Is there anyone right now who is not worried about their food budget? It just feel like everything is going up and up. I started looking at our food budget a couple of weeks ago and was wondering where I could make tweaks. I looked at everything from the stores I shop at to what I am buying. I started making adjustments. See I don’t use coupons so just sitting down cutting coupons is not going to do me any good. I don’t use many name brand products when I do buy anything packaged and usually there are not many coupons for the things I do buy. The day I see coupons for kale and carrots I’ll be thrilled.
So after making some adjustments to where I shop and where I buy what and even what store brands taste better I cut the grocery bill a little. Then something happened in our home that I need to cut more. It’s ok, it’s a challenge I’ll take. Thing is I need these dishes I cook to also not suck the day away cooking. This is where the convenience of packaged quick foods is so tempting. But in the end I know cooking with as many whole foods as I can is best. Fresh or frozen, veggies the point is to get the veggies in. Last week’s White Bean and Kale soup is a budget friendly meal. That worked out for very little per serving. It helps I also grow my own kale, and have plenty to eat for a few more weeks in the yard. You could switch that one out for bag of frozen kale. Just as nutritious and yummy.

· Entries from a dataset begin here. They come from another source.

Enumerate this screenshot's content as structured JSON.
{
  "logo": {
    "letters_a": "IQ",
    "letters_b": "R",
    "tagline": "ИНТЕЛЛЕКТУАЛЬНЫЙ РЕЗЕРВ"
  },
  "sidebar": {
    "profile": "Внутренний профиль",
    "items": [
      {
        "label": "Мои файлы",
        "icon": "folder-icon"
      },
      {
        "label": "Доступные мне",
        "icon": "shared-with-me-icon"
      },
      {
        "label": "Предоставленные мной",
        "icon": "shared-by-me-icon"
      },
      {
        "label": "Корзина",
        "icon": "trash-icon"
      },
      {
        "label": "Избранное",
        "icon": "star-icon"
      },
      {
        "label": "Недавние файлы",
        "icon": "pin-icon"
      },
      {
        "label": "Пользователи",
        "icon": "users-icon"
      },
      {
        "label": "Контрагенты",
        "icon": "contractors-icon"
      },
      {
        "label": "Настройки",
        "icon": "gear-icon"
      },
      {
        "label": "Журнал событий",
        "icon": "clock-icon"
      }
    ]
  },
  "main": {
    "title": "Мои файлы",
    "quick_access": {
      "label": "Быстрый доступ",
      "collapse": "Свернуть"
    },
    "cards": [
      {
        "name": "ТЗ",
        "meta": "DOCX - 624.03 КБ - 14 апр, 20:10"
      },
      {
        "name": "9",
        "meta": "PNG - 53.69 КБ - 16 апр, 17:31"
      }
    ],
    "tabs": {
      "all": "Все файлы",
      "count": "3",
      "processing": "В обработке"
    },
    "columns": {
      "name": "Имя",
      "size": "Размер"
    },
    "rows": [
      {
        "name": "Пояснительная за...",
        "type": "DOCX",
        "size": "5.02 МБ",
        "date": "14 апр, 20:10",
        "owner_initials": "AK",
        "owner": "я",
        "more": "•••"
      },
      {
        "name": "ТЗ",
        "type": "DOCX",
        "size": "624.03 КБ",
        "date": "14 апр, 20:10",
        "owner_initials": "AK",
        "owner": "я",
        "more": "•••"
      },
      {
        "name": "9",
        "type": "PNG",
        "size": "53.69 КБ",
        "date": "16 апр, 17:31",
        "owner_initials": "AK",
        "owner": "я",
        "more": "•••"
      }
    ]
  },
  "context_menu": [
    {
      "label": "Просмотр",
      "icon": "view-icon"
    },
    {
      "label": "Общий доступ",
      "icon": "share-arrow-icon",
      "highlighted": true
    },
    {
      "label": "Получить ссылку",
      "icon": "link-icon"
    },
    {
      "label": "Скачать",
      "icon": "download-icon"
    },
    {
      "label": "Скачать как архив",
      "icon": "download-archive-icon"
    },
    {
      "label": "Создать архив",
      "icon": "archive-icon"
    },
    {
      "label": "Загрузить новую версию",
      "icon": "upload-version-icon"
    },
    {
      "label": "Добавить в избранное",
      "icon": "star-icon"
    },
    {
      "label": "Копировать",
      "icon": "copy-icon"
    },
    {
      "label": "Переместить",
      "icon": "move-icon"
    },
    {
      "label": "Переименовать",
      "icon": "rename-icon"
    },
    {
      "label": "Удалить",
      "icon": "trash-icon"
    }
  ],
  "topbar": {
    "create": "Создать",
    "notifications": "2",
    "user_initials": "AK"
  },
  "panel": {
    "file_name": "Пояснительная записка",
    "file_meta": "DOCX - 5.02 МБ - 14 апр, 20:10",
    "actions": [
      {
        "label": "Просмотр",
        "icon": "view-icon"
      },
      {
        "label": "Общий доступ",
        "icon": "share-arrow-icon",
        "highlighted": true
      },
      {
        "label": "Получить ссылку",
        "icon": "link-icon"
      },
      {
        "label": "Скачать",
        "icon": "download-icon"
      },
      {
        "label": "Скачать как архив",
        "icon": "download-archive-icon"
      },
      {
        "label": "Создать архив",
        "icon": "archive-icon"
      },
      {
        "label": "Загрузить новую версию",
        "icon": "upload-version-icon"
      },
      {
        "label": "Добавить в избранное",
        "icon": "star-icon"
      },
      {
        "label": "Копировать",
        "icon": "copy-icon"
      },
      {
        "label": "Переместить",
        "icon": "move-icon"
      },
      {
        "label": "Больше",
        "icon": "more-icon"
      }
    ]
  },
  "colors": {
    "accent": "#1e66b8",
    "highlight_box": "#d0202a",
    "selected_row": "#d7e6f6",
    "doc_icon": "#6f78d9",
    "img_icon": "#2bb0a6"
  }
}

So, continuing on with my budget friendly and simple recipe meals, I got to thinking about a recipe my son loves to have on the nights he has Cadets. It’s a breeze for me to cook up on rushed night. Many of the ingredients are frozen or kept in the pantry so it makes it great for an end of week menu plan. That dish is Chef’s Ramsay’s Farfalle with Bacon , Peas and Sage. Though I think in the cookbook I have it’s called something else. The fact his kids love it is what got me to try cooking it for my son a couple of years ago. It became a regular item on our menu. Maybe too much so.
Thing is when things become regular items on the menu you get bored with them. At least I do. Then I don’t want to make them as often, and I go about looking for new recipes or tweaking old ones to be different. Which is the case with the following recipe. Inspired by Chef Ramsay’s recipe and changed for my dairy sensitivity I come up with this. It’s simple and just as fast.
Prosciutto, Broccoli Pasta
1 package of whole wheat organic spaghetti (or your favorite shape of pasta)
1 bag of fresh organic broccoli florets
4 ozs of sliced prosciutto
1/4 cup pine nuts
1 cup of heavy cream (or almond milk or other milk alternative, I use almond)
Fresh parm, red pepper flakes and pepper to garnish- Nutritional yeast is a great sub for Parm.
In a large pot bring water to a boil and cook pasta according to package directions. About 3 mins before pasta is done toss in broccoli florets and finish cooking. Reserve 1/2 cup of the pasta water.
While pasta is cooking over medium heat, heat a cast iron skillet or stainless steel fry pan large enough to hold everything at the end (meaning pasta and broccoli and sauce). In the heated skillet fry up the prosciutto like you would bacon. Place on a paper towel to drain and cool. It’s ok if the pan gets a little caramelized or brown. You want that.
When prosciutto is cool enough cut into thin slices. I use kitchen shears for this job.
When you have cooked all the prosciutto toss in the pine nuts and brown. Add a splash or so water and get all the lovely caramelized bits off the bottom of the pan. You should have a pretty brown liquid. Add in your cream and stir. Toss in your pasta and broccoli and mix till well coated. If the pasta is looking dry then add a little more water.
Serve with fresh parm or nutritional yeast for those with dairy concners, red pepper flakes and fresh ground pepper on the table for everyone to season their own. Enjoy!